I was playing the Javascript game with somebody and we were having fun making ridiculous and absurd expressions to make our inputs get a particular output.

This little charming one

!a!=!!b^!!-!a||!+!a|!c 

always seemed to return 1. I tried to reason it out, but I gave up after losing track of all the !s.

Are there any values for a, b, and c which do not return 1? If not, why does it always return 1?

Answer 1

Short answer, yes. a = false, b = false, c = true is a counter-example because your equation is identical to (!!a || !!b || !c).

Long answer:

!a!=!!b^!!-!a||!+!a|!c 

is

(((!a) != (!!b)) ^ (!!(-!a))) || ((!+!a)|!c) 

which reduces to

((Boolean(a) == Boolean(b)) ^ (!a)) || (Boolean(a) | !c) 
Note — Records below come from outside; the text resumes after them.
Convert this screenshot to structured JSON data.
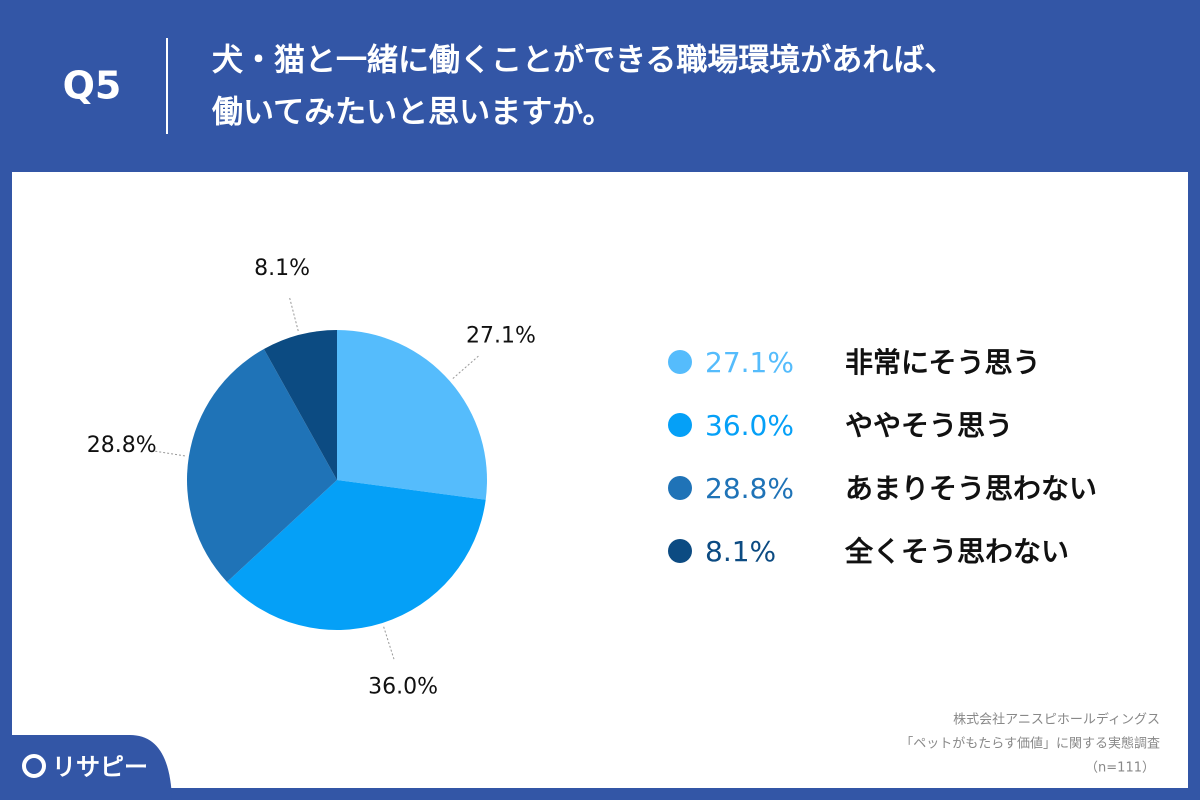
{
  "header": {
    "question": "Q5",
    "title_lines": [
      "犬・猫と一緒に働くことができる職場環境があれば、",
      "働いてみたいと思いますか。"
    ]
  },
  "chart_data": {
    "type": "pie",
    "categories": [
      "非常にそう思う",
      "ややそう思う",
      "あまりそう思わない",
      "全くそう思わない"
    ],
    "values": [
      27.1,
      36.0,
      28.8,
      8.1
    ],
    "value_labels": [
      "27.1%",
      "36.0%",
      "28.8%",
      "8.1%"
    ],
    "colors": [
      "#55bcfc",
      "#05a0f7",
      "#1f73b7",
      "#0c4b82"
    ]
  },
  "source": [
    "株式会社アニスピホールディングス",
    "「ペットがもたらす価値」に関する実態調査",
    "（n=111）"
  ],
  "logo": "リサピー"
}
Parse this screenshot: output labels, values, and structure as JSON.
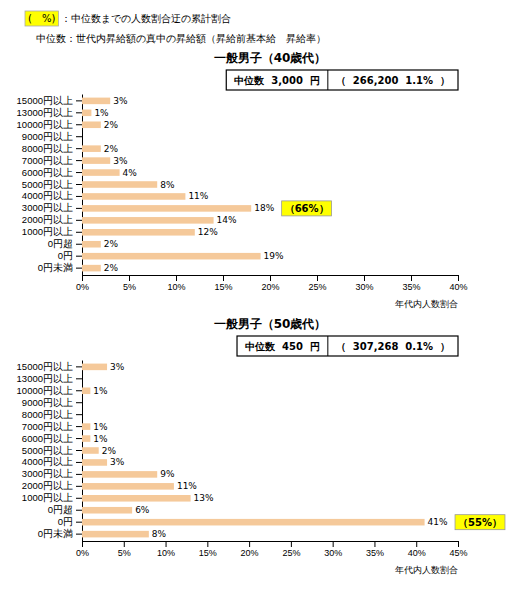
{
  "chart_data": [
    {
      "type": "bar",
      "orientation": "horizontal",
      "title": "一般男子（40歳代）",
      "subtitle": [
        "(　%)",
        "：中位数までの人数割合迂の累計割合",
        "中位数：世代内昇給額の真中の昇給額（昇給前基本給　昇給率）"
      ],
      "xlabel": "年代内人数割合",
      "categories": [
        "15000円以上",
        "13000円以上",
        "10000円以上",
        "9000円以上",
        "8000円以上",
        "7000円以上",
        "6000円以上",
        "5000円以上",
        "4000円以上",
        "3000円以上",
        "2000円以上",
        "1000円以上",
        "0円超",
        "0円",
        "0円未満"
      ],
      "values": [
        3,
        1,
        2,
        0,
        2,
        3,
        4,
        8,
        11,
        18,
        14,
        12,
        2,
        19,
        2
      ],
      "value_labels": [
        "3%",
        "1%",
        "2%",
        null,
        "2%",
        "3%",
        "4%",
        "8%",
        "11%",
        "18%",
        "14%",
        "12%",
        "2%",
        "19%",
        "2%"
      ],
      "data_labels": true,
      "color": "#f5c99a",
      "xlim": [
        0,
        40
      ],
      "xticks": [
        {
          "value": 0,
          "label": "0%"
        },
        {
          "value": 5,
          "label": "5%"
        },
        {
          "value": 10,
          "label": "10%"
        },
        {
          "value": 15,
          "label": "15%"
        },
        {
          "value": 20,
          "label": "20%"
        },
        {
          "value": 25,
          "label": "25%"
        },
        {
          "value": 30,
          "label": "30%"
        },
        {
          "value": 35,
          "label": "35%"
        },
        {
          "value": 40,
          "label": "40%"
        }
      ],
      "grid": false,
      "annotations": [
        {
          "text": "（66%）",
          "category": "3000円以上"
        },
        {
          "text": "中位数  3,000  円"
        },
        {
          "text": "（  266,200  1.1%  ）"
        }
      ]
    },
    {
      "type": "bar",
      "orientation": "horizontal",
      "title": "一般男子（50歳代）",
      "xlabel": "年代内人数割合",
      "categories": [
        "15000円以上",
        "13000円以上",
        "10000円以上",
        "9000円以上",
        "8000円以上",
        "7000円以上",
        "6000円以上",
        "5000円以上",
        "4000円以上",
        "3000円以上",
        "2000円以上",
        "1000円以上",
        "0円超",
        "0円",
        "0円未満"
      ],
      "values": [
        3,
        0,
        1,
        0,
        0,
        1,
        1,
        2,
        3,
        9,
        11,
        13,
        6,
        41,
        8
      ],
      "value_labels": [
        "3%",
        null,
        "1%",
        null,
        null,
        "1%",
        "1%",
        "2%",
        "3%",
        "9%",
        "11%",
        "13%",
        "6%",
        "41%",
        "8%"
      ],
      "data_labels": true,
      "color": "#f5c99a",
      "xlim": [
        0,
        45
      ],
      "xticks": [
        {
          "value": 0,
          "label": "0%"
        },
        {
          "value": 5,
          "label": "5%"
        },
        {
          "value": 10,
          "label": "10%"
        },
        {
          "value": 15,
          "label": "15%"
        },
        {
          "value": 20,
          "label": "20%"
        },
        {
          "value": 25,
          "label": "25%"
        },
        {
          "value": 30,
          "label": "30%"
        },
        {
          "value": 35,
          "label": "35%"
        },
        {
          "value": 40,
          "label": "40%"
        },
        {
          "value": 45,
          "label": "45%"
        }
      ],
      "grid": false,
      "annotations": [
        {
          "text": "（55%）",
          "category": "0円"
        },
        {
          "text": "中位数  450  円"
        },
        {
          "text": "（  307,268  0.1%  ）"
        }
      ]
    }
  ]
}
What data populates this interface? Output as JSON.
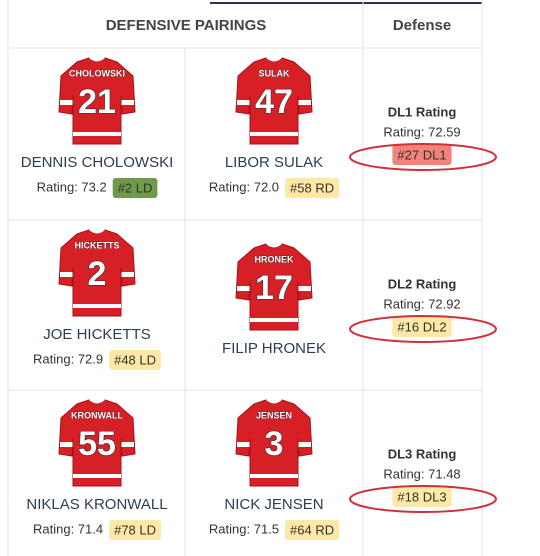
{
  "header": {
    "pairings": "DEFENSIVE PAIRINGS",
    "defense": "Defense"
  },
  "badge_colors": {
    "green": "#6f9a4c",
    "yellow": "#fde8a6",
    "red": "#f2837b"
  },
  "rows": [
    {
      "players": [
        {
          "jersey_name": "CHOLOWSKI",
          "number": "21",
          "name": "DENNIS CHOLOWSKI",
          "rating": "Rating: 73.2",
          "badge": "#2 LD",
          "badge_color": "green"
        },
        {
          "jersey_name": "SULAK",
          "number": "47",
          "name": "LIBOR SULAK",
          "rating": "Rating: 72.0",
          "badge": "#58 RD",
          "badge_color": "yellow"
        }
      ],
      "defense": {
        "title": "DL1 Rating",
        "rating": "Rating: 72.59",
        "badge": "#27 DL1",
        "badge_color": "red"
      }
    },
    {
      "players": [
        {
          "jersey_name": "HICKETTS",
          "number": "2",
          "name": "JOE HICKETTS",
          "rating": "Rating: 72.9",
          "badge": "#48 LD",
          "badge_color": "yellow"
        },
        {
          "jersey_name": "HRONEK",
          "number": "17",
          "name": "FILIP HRONEK"
        }
      ],
      "defense": {
        "title": "DL2 Rating",
        "rating": "Rating: 72.92",
        "badge": "#16 DL2",
        "badge_color": "yellow"
      }
    },
    {
      "players": [
        {
          "jersey_name": "KRONWALL",
          "number": "55",
          "name": "NIKLAS KRONWALL",
          "rating": "Rating: 71.4",
          "badge": "#78 LD",
          "badge_color": "yellow"
        },
        {
          "jersey_name": "JENSEN",
          "number": "3",
          "name": "NICK JENSEN",
          "rating": "Rating: 71.5",
          "badge": "#64 RD",
          "badge_color": "yellow"
        }
      ],
      "defense": {
        "title": "DL3 Rating",
        "rating": "Rating: 71.48",
        "badge": "#18 DL3",
        "badge_color": "yellow"
      }
    }
  ]
}
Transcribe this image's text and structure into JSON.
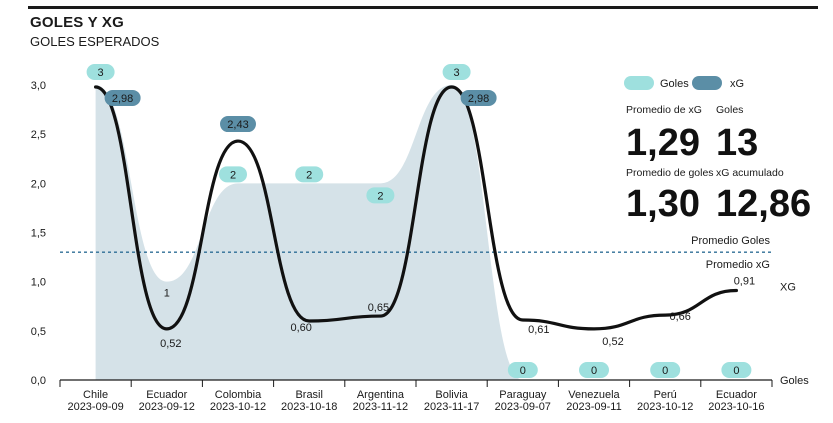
{
  "header": {
    "title": "GOLES Y XG",
    "subtitle": "GOLES ESPERADOS"
  },
  "chart_data": {
    "type": "line",
    "categories": [
      {
        "team": "Chile",
        "date": "2023-09-09"
      },
      {
        "team": "Ecuador",
        "date": "2023-09-12"
      },
      {
        "team": "Colombia",
        "date": "2023-10-12"
      },
      {
        "team": "Brasil",
        "date": "2023-10-18"
      },
      {
        "team": "Argentina",
        "date": "2023-11-12"
      },
      {
        "team": "Bolivia",
        "date": "2023-11-17"
      },
      {
        "team": "Paraguay",
        "date": "2023-09-07"
      },
      {
        "team": "Venezuela",
        "date": "2023-09-11"
      },
      {
        "team": "Perú",
        "date": "2023-10-12"
      },
      {
        "team": "Ecuador",
        "date": "2023-10-16"
      }
    ],
    "series": [
      {
        "name": "Goles",
        "type": "area",
        "values": [
          3,
          1,
          2,
          2,
          2,
          3,
          0,
          0,
          0,
          0
        ],
        "labels": [
          "3",
          "1",
          "2",
          "2",
          "2",
          "3",
          "0",
          "0",
          "0",
          "0"
        ]
      },
      {
        "name": "xG",
        "type": "line",
        "values": [
          2.98,
          0.52,
          2.43,
          0.6,
          0.65,
          2.98,
          0.61,
          0.52,
          0.66,
          0.91
        ],
        "labels": [
          "2,98",
          "0,52",
          "2,43",
          "0,60",
          "0,65",
          "2,98",
          "0,61",
          "0,52",
          "0,66",
          "0,91"
        ]
      }
    ],
    "ylim": [
      0,
      3
    ],
    "yticks": [
      "0,0",
      "0,5",
      "1,0",
      "1,5",
      "2,0",
      "2,5",
      "3,0"
    ],
    "reference_lines": [
      {
        "label": "Promedio Goles",
        "value": 1.3
      },
      {
        "label": "Promedio xG",
        "value": 1.29
      }
    ],
    "end_labels": {
      "line": "XG",
      "area": "Goles"
    },
    "legend": {
      "position": "top-right",
      "items": [
        "Goles",
        "xG"
      ]
    },
    "colors": {
      "goles_area": "#d5e2e8",
      "goles_pill": "#9ee0de",
      "xg_pill": "#5b8ea6",
      "line": "#111111",
      "ref_line": "#2e6e96"
    }
  },
  "stats": {
    "avg_xg_label": "Promedio de xG",
    "avg_xg": "1,29",
    "goals_label": "Goles",
    "goals": "13",
    "avg_goals_label": "Promedio de goles",
    "avg_goals": "1,30",
    "xg_total_label": "xG acumulado",
    "xg_total": "12,86"
  }
}
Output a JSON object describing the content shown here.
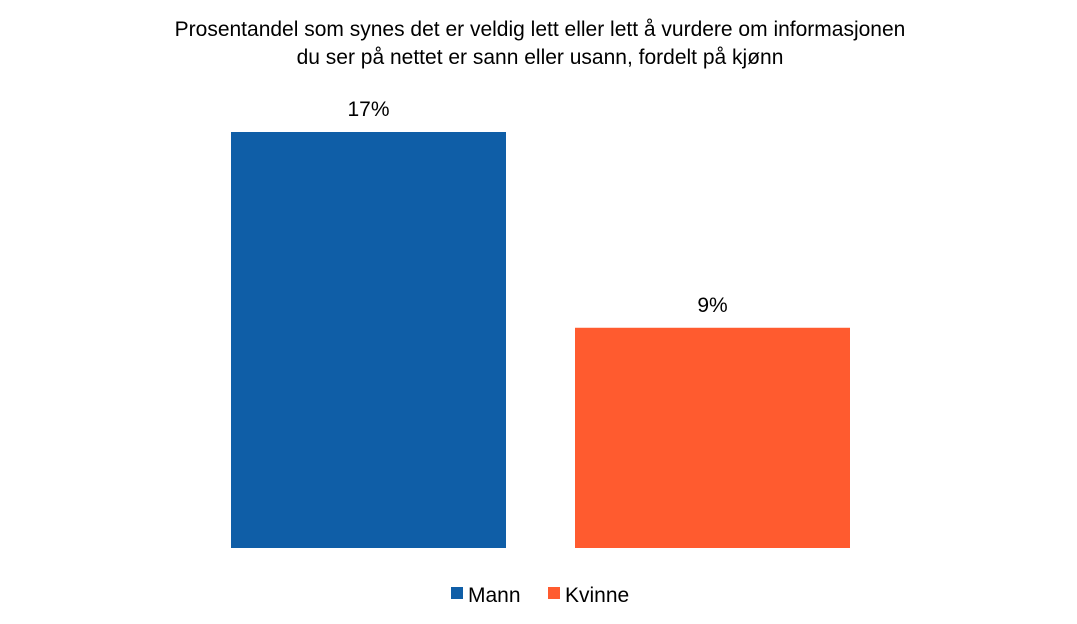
{
  "chart_data": {
    "type": "bar",
    "title": [
      "Prosentandel som synes det er veldig lett eller lett å vurdere om informasjonen",
      "du ser på nettet er sann eller usann, fordelt på kjønn"
    ],
    "xlabel": "",
    "ylabel": "",
    "ylim": [
      0,
      17
    ],
    "grid": false,
    "legend_position": "bottom",
    "value_suffix": "%",
    "series": [
      {
        "name": "Mann",
        "value": 17,
        "label": "17%",
        "color": "#0f5ea7"
      },
      {
        "name": "Kvinne",
        "value": 9,
        "label": "9%",
        "color": "#ff5b2f"
      }
    ]
  }
}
so all of a, b and c are only dealt with as truthy/falsey values and the result must be a 1 or 0 since | and ^ both coerce booleans to numbers.

So obviously (from inspection of the right of the ||) if either a is truthy or c is falsey, you get 1.

If a is falsey and c is truthy, you have two possibilities,

1. b is truthy in which case the ^ clause is 1 so the right of the || is never reached.
2. b is falsey, in which case the ^ clause is 0 so the right of the || dominates to produce 0.

Answer 2

How about this:

var a = undefined, b=undefined, c=!a alert(!a!=!!b^!!-!a||!+!a|!c) // Output: 0 

Live demo.